Researchers trace the evolutionary history of procrastination to the fight or flight response. Like impulsivity, procrastination relies on spontaneous action as opposed to planning. If pre-historic predators can be equated to modern-day term papers then the theory may explain why some students are genetically predisposed to procrastinate. Are ancestors who lingered at the watering hole knowing all the while they would have to leap into action as a predator approached to blame?
Like procrastination, impulsivity also served pre-historic man. Acting on instinct and making fast decisions were crucial life skills in the perilous pre-agricultural world. The next meal could literally run right past an unassuming hunter while the impulsive one was more likely to make the kill. This adaptation is poorly suited for a world with grocery stores and loan payments, where planning and self-control are more crucial personality traits.
The recent study at University of Colorado Boulder found that procrastination and impulsivity are intrinsically related, which happens to agree with an ancient yogic lifestyle philosophy which describes them as changeable personality traits. Samkhya, one of the most prominent and eldest of Indian philosophies, asses the behaviors of an individual using the concept of Guna.

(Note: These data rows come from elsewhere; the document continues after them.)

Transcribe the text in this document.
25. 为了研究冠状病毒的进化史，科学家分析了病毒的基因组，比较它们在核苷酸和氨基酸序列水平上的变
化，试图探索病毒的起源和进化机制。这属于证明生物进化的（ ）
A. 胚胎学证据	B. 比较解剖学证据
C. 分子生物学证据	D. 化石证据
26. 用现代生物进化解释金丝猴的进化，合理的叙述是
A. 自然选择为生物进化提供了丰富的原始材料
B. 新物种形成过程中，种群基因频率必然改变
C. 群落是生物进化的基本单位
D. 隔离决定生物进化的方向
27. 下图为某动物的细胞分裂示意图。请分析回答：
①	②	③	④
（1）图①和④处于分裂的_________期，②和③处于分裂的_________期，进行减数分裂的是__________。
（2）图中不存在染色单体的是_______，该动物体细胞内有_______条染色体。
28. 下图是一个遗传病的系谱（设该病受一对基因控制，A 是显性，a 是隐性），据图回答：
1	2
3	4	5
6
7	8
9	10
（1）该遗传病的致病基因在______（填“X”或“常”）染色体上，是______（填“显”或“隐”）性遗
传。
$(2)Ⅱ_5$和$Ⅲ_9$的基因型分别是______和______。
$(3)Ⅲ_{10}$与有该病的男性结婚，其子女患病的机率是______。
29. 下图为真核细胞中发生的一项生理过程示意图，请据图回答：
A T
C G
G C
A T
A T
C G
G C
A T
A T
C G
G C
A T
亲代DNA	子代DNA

In Samkhya, the basic human traits are grouped into three Gunas: Tamas Guna, or inactive traits; Rajas Guna, or active traits, and Sattva Guna which represents a balanced personality. The Tamas Guna is characterized by the traits of procrastination and impulsivity as well as excessive sleep, laziness, depression, and arrogance. The philosophy proposes that with yoga and meditation a person with Tamas Guna can come closer to the active traits of Raja (ambitiousness, competitiveness, and intense action) and visa versa. In this way it is believed that the practice of “mastery over the mind” can bring individuals closer to a balanced personality, called Sattva Guna.
In a study designed to assess the efficacy of yoga to improve academic performance in university students researchers tested the Guna of 68 students before and after undergoing a 21 day Yoga Instructor Course (YIC). The study presupposed that students with a Sattva Guna, which includes the traits of stability, discipline, sharp intelligence, dutifulness, respect for superiors, and staunch determination, would naturally have an academic advantage. The course included a number of yogic lifestyle modifications such as diet, asanas (yoga posture) practice and study, and meditation.
Conducted in the serene atmosphere of Swami Vivekananda Yoga Anusandhana Samsthana (S-VYASA) University, Bangalore, the results showed that the YIC was able to bring all students closer to a Sattva Guna. The scores of the students on each of the three Guna scales represented a more balanced set of behaviors resulting from a reduction in undesirable traits such as impulsivity and procrastination, proving them to be changeable through the yogic lifestyle of the course.